In Jones v. Berge, 246 F.Supp.2d 1045 (E.D.Wis.2003), the defendant disagreed with counsel’s decision to file a no-merit report, so the attorney closed the file. As in Betts, the federal court ordered his appellate rights reinstated.

Distinguishing the two cases, the court of appeals wrote, “Maroney moved to withdraw as counsel, thereby involving the court and giving Van Hout an opportunity to respond to the motion. He did not do so. Unlike Betts, the record in this matter reveals that Van Hout was advised of his options and the no-merit procedure.”

The court concluded that, by his conduct, Van Hout forfeited his right to counsel: “We understand and support the idea that every convicted defendant should have the right to an appeal. But we are nonetheless confident that a defendant, by actions designed to obfuscate and frustrate the judicial review process, can give up that right. Criminal defendants often disagree with appointed counsel’s decision to file a no-merit report precisely because they believe that, for whatever reason, they have a right to more from their appointed counsel. They do not.”

Accordingly, the court denied the petition.

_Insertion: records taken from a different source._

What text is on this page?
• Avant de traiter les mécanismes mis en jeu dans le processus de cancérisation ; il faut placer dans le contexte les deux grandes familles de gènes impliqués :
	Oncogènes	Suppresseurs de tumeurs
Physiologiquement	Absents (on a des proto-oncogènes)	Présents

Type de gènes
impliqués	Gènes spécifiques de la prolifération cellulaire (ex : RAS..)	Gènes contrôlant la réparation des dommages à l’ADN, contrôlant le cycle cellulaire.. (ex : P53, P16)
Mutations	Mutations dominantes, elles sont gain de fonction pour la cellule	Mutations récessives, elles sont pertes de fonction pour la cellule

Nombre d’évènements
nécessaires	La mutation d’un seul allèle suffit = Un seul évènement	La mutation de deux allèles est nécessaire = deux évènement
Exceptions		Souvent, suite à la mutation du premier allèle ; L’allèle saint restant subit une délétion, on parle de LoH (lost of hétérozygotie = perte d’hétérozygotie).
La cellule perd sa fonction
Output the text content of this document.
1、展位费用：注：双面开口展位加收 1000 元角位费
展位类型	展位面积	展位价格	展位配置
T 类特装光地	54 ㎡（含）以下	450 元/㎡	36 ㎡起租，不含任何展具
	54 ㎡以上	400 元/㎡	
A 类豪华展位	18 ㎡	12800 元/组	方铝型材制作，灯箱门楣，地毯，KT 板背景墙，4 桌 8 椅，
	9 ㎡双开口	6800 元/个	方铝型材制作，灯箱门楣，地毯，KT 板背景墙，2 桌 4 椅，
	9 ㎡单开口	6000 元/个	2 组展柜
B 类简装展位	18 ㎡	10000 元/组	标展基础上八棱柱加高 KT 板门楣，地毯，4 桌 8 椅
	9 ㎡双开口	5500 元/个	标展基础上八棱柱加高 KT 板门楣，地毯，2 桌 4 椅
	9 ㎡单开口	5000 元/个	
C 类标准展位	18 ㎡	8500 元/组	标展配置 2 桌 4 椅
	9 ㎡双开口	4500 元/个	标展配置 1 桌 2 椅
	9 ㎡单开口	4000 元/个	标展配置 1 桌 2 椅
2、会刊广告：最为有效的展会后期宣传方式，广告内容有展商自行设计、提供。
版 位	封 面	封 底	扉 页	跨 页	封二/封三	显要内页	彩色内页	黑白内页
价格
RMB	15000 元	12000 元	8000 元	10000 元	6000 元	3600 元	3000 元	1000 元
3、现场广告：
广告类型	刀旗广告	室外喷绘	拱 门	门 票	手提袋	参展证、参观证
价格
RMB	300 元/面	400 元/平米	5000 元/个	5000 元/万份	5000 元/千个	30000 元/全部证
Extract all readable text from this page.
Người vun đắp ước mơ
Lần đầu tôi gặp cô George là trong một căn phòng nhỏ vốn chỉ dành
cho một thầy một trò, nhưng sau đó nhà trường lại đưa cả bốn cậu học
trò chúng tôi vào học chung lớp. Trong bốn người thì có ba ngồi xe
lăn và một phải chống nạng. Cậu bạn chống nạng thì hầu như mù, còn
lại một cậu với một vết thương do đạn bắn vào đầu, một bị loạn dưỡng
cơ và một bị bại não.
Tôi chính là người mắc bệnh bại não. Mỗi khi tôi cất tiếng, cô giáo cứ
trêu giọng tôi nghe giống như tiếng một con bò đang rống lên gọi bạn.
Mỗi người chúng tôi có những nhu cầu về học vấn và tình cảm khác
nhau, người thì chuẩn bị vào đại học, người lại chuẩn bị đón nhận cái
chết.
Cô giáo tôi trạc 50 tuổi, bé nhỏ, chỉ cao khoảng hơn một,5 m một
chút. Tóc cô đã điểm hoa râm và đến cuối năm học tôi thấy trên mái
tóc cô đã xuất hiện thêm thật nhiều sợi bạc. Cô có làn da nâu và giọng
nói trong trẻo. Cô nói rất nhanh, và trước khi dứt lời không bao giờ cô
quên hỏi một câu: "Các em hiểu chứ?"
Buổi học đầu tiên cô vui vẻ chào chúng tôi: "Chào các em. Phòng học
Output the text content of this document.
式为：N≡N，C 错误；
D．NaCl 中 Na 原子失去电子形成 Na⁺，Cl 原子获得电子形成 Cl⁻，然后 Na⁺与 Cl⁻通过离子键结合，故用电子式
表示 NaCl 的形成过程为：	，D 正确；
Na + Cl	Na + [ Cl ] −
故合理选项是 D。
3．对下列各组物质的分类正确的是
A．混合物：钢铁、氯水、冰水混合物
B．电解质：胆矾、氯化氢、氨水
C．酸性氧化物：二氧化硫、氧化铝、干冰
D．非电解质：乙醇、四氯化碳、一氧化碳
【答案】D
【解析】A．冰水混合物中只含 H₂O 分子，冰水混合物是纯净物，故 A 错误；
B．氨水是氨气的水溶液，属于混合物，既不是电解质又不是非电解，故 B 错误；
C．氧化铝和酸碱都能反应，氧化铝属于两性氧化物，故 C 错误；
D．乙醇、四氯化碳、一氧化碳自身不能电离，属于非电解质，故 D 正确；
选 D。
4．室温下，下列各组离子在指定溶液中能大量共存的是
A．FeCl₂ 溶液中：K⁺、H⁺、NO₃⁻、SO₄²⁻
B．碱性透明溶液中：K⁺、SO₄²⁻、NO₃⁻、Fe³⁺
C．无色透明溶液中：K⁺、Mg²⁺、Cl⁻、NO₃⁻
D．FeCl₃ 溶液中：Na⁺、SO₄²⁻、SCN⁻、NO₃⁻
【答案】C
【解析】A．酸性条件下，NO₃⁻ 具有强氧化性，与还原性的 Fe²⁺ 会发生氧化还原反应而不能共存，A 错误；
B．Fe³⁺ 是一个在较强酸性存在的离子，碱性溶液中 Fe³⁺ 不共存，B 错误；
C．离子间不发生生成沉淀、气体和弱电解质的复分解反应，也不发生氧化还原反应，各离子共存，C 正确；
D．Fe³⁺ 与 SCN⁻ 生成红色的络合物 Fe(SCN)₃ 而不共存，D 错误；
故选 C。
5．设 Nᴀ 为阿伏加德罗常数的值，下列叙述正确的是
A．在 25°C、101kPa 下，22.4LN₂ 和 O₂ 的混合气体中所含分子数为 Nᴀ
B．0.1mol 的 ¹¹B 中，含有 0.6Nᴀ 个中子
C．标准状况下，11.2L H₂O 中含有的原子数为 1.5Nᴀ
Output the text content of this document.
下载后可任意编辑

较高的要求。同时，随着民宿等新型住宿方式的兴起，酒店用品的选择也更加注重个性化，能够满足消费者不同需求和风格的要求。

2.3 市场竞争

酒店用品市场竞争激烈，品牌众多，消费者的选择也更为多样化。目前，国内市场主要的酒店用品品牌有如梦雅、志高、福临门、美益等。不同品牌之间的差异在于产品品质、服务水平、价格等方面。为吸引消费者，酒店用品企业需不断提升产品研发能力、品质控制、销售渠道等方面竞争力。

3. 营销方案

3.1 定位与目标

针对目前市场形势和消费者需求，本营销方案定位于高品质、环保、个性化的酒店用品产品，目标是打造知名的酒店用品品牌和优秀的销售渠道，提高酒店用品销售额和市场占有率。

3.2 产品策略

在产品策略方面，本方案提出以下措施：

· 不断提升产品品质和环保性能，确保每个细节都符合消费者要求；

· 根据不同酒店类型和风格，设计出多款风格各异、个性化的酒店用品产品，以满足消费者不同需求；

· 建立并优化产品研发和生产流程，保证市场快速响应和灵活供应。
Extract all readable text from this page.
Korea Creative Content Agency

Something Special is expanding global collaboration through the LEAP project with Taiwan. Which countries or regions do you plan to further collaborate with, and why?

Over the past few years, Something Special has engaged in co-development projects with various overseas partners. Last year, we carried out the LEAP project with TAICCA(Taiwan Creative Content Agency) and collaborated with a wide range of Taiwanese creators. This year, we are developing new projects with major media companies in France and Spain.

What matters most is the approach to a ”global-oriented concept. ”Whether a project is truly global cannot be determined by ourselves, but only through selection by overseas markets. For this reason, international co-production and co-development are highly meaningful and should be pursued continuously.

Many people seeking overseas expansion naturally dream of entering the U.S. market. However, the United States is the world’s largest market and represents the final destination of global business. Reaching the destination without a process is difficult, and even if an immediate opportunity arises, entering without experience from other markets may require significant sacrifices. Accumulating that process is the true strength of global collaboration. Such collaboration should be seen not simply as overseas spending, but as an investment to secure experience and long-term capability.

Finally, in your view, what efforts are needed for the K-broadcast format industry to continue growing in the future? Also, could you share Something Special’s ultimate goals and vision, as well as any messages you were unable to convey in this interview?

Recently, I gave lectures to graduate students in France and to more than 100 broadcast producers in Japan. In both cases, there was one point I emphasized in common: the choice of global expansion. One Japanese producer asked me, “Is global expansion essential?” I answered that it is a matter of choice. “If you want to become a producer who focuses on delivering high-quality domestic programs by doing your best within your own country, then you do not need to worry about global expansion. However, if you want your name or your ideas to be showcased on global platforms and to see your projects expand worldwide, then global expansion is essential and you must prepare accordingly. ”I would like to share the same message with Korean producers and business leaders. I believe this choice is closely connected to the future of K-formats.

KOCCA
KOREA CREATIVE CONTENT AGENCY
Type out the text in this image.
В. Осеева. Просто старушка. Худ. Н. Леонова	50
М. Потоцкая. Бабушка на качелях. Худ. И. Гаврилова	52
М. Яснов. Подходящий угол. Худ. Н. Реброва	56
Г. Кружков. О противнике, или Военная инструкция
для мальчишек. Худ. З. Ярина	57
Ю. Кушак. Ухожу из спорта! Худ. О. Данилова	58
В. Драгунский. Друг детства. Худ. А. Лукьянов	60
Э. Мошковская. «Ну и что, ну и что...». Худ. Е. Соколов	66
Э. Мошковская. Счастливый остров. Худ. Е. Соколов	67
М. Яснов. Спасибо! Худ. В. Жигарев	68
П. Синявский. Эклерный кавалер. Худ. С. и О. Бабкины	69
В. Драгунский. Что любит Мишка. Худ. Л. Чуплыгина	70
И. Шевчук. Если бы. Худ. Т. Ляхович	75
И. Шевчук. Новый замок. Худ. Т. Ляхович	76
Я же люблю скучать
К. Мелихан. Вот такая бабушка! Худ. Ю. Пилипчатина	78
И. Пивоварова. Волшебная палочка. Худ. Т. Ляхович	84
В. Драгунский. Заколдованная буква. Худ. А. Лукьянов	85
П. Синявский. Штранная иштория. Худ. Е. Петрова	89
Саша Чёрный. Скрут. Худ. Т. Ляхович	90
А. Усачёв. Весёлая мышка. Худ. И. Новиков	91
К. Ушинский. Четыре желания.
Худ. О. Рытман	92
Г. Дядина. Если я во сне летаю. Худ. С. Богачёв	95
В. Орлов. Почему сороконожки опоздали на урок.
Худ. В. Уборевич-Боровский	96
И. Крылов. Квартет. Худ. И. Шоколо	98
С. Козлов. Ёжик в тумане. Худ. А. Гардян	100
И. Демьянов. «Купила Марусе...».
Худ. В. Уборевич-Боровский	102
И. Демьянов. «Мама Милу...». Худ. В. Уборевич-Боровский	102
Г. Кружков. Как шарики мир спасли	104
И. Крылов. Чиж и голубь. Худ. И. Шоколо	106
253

Before concluding, the court added “Finally, a defendant cannot forbid appointed counsel from filing a no-merit report and then claim that counsel has abandoned him or her when counsel moves to withdraw from the representation. We will not allow a defendant to play games in order to get something that the defendant is not entitled to have or to engage in an endless go-round with this court over the course of postconviction proceedings. That is what is going on here, and we will not play that game.”